Covert Organizations' Asymmetric Arms Race: Comparative Case Study Toward Multi-Method Research

2011 
Modern terrorists may be skilled at high technology, but they still use old-fashioned, low-tech methods of overcoming higher-tech defenses. Technologies and ideologies change, yet such covert threats remain. From stone to cyber age, forces unable or unwilling to meet technological superiority in battle seek out simpler hard-to-detect means of subverting their advanced foes. Countering this technologically asymmetric threat requires a better understanding of the human networks that employ terror. How do they operate, hide and evolve? How can they be detected and defeated? Research shows how analyzing organizational technology use choices for communications can shed light on the stable principles behind covert networks which have withstood the tests of time and change. Results elucidate the underlying puzzle of when and why is it that some organizations choose lower, whereas others adopt higher, technological sophistication in this asymmetric arms race. The paper is a building block of a larger study exploring this puzzle. The study theorizes that useful information about a covert organization can be learned by analyzing the known means by which its members communicate, rather than the content of their communication (which may be disguised or misleading).
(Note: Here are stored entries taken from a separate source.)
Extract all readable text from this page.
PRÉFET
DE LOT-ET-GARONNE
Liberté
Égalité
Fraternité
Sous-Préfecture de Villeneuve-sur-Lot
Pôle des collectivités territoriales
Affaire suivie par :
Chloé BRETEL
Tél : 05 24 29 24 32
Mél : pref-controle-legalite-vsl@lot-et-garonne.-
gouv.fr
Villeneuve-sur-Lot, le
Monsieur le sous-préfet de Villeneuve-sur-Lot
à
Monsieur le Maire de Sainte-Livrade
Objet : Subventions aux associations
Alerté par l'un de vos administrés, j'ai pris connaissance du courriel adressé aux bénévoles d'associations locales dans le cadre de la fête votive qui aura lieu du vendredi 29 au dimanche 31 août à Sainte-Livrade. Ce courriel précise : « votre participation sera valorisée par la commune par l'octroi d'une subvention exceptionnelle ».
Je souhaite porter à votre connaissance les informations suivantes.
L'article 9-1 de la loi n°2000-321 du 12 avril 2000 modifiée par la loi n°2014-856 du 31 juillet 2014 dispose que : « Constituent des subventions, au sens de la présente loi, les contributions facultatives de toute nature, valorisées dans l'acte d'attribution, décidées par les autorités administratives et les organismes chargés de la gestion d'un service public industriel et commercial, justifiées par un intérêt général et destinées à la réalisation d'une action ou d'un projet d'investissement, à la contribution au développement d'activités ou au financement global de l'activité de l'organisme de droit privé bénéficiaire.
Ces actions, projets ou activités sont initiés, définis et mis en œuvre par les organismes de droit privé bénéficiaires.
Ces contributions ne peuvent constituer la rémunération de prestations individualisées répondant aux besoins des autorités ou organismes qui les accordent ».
The investigation combines two complementary approaches to explore both the general across-organizations patterns and the specific processes inside theoretically selected organizations that inform how and why these patterns emerge. An information theoretic quantitative analysis explores the patterns and provides insights and dimensions for case comparison. An organization-theoretic case study uses these dimensions and the structured, focused comparison method to establish a theoretical framework for case selection and systematic analysis. This framework is then used to compare two specific theoretically-selected cases: al Qaeda’s 1998 bombing plot and KGB’s 1954 assassination plot presented in this paper. In each case, the main perpetrator lived to tell, despite organizational security designs. The comparable data for each case combine internal participant records with external observations from contemporary and modern sources. The analysis traces the logic of action, organizational structure, and technology choices as each operation unfolded. Results are expected to provide new cumulative insights into organizations generally, and terrorist groups in particular.